A practical way in: take whatever you currently do for maintenance basics and try one experiment. Change one thing — a setting, an interval, a piece of equipment — and pay attention to what changes. Two weeks of small experiments will tell you more about maintenance basics than any single article. The articles here can offer a starting point; the rest is yours to discover by fixing.

Choosing a Bike

The classic mistake with choosing a bike is mistaking enthusiasm for progress. In the first few weeks of commuter cycling, doing something with choosing a bike every day feels like a clear sign of dedication. Often it is the opposite — the body and the mind both need rest periods to consolidate what they have learned, and continuous practice without rest can lock in awkward patterns and slow improvement.

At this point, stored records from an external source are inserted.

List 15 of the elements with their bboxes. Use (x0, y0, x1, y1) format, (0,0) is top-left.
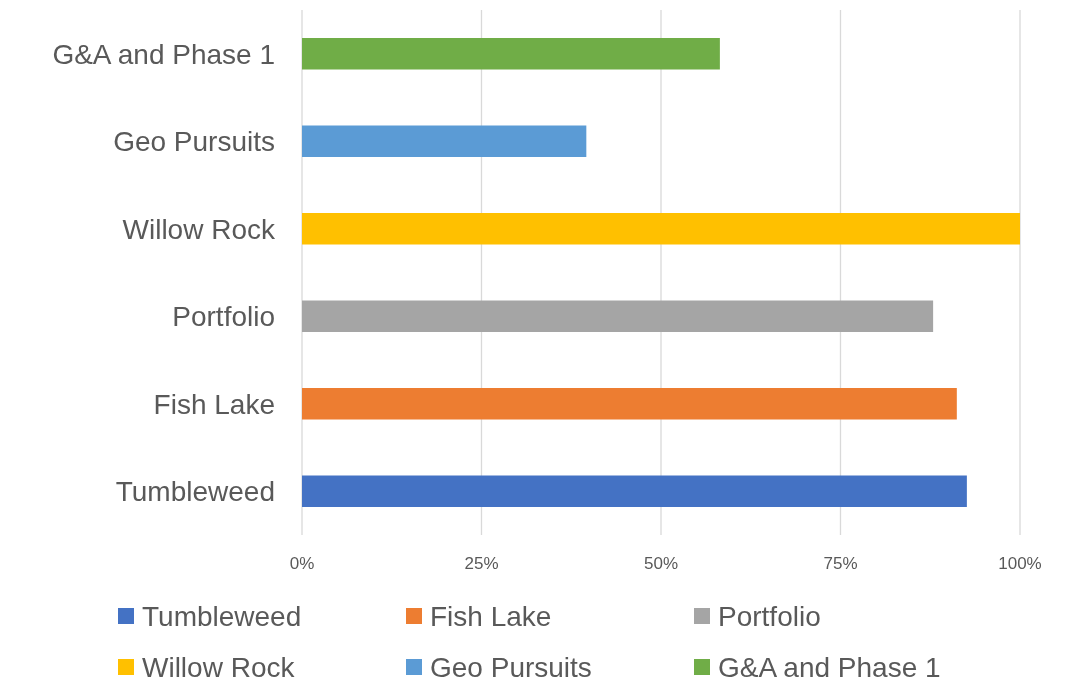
x-tick-label: 25% (464, 554, 499, 573)
legend-label: G&A and Phase 1 (718, 651, 941, 681)
x-tick-label: 0% (289, 554, 315, 573)
legend-label: Fish Lake (430, 600, 552, 632)
x-tick-label: 75% (823, 554, 858, 573)
x-tick-label: 100% (998, 554, 1042, 573)
y-tick-label: Fish Lake (153, 388, 275, 420)
x-tick-label: 50% (643, 554, 679, 573)
y-tick-label: Geo Pursuits (113, 126, 275, 158)
y-tick-label: Portfolio (172, 301, 275, 333)
legend-label: Geo Pursuits (430, 651, 592, 681)
y-tick-label: G&A and Phase 1 (52, 38, 275, 70)
legend-label: Portfolio (718, 600, 821, 632)
y-tick-label: Tumbleweed (115, 476, 275, 508)
y-tick-label: Willow Rock (122, 213, 276, 245)
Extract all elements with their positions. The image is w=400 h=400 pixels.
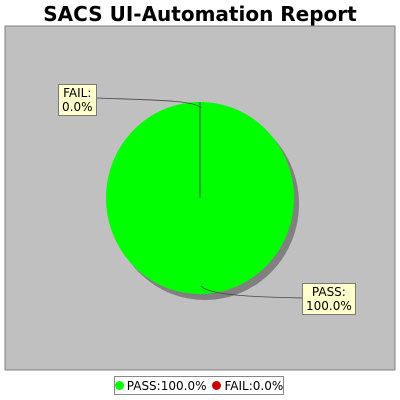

A pattern that works for many people: three or four short, attentive sessions on choosing a bike per week, with full days off in between. Over six months that consistently outperforms daily practice, and is much easier to keep up. If you are about to push harder on choosing a bike, consider whether pushing less might work better.

Rain Kit

Most beginner advice about rain kit comes in the form of fixed rules — do exactly this for exactly this long, then stop. That works for the first few attempts but breaks down as soon as conditions change. Rain Kit is more usefully understood as a set of relationships: what is happening, what you want to happen, and the small adjustment that brings the two closer.

A practical way in: take whatever you currently do for rain kit and try one experiment. Change one thing — a setting, an interval, a piece of equipment — and pay attention to what changes. Two weeks of small experiments will tell you more about rain kit than any single article. The articles here can offer a starting point; the rest is yours to discover by fixing.

If you take one thing from these notes, take this: in commuter cycling, consistency beats intensity, and curiosity beats both. riding a little, often, and notice what changes from week to week. The rest will sort itself out. There is no rush.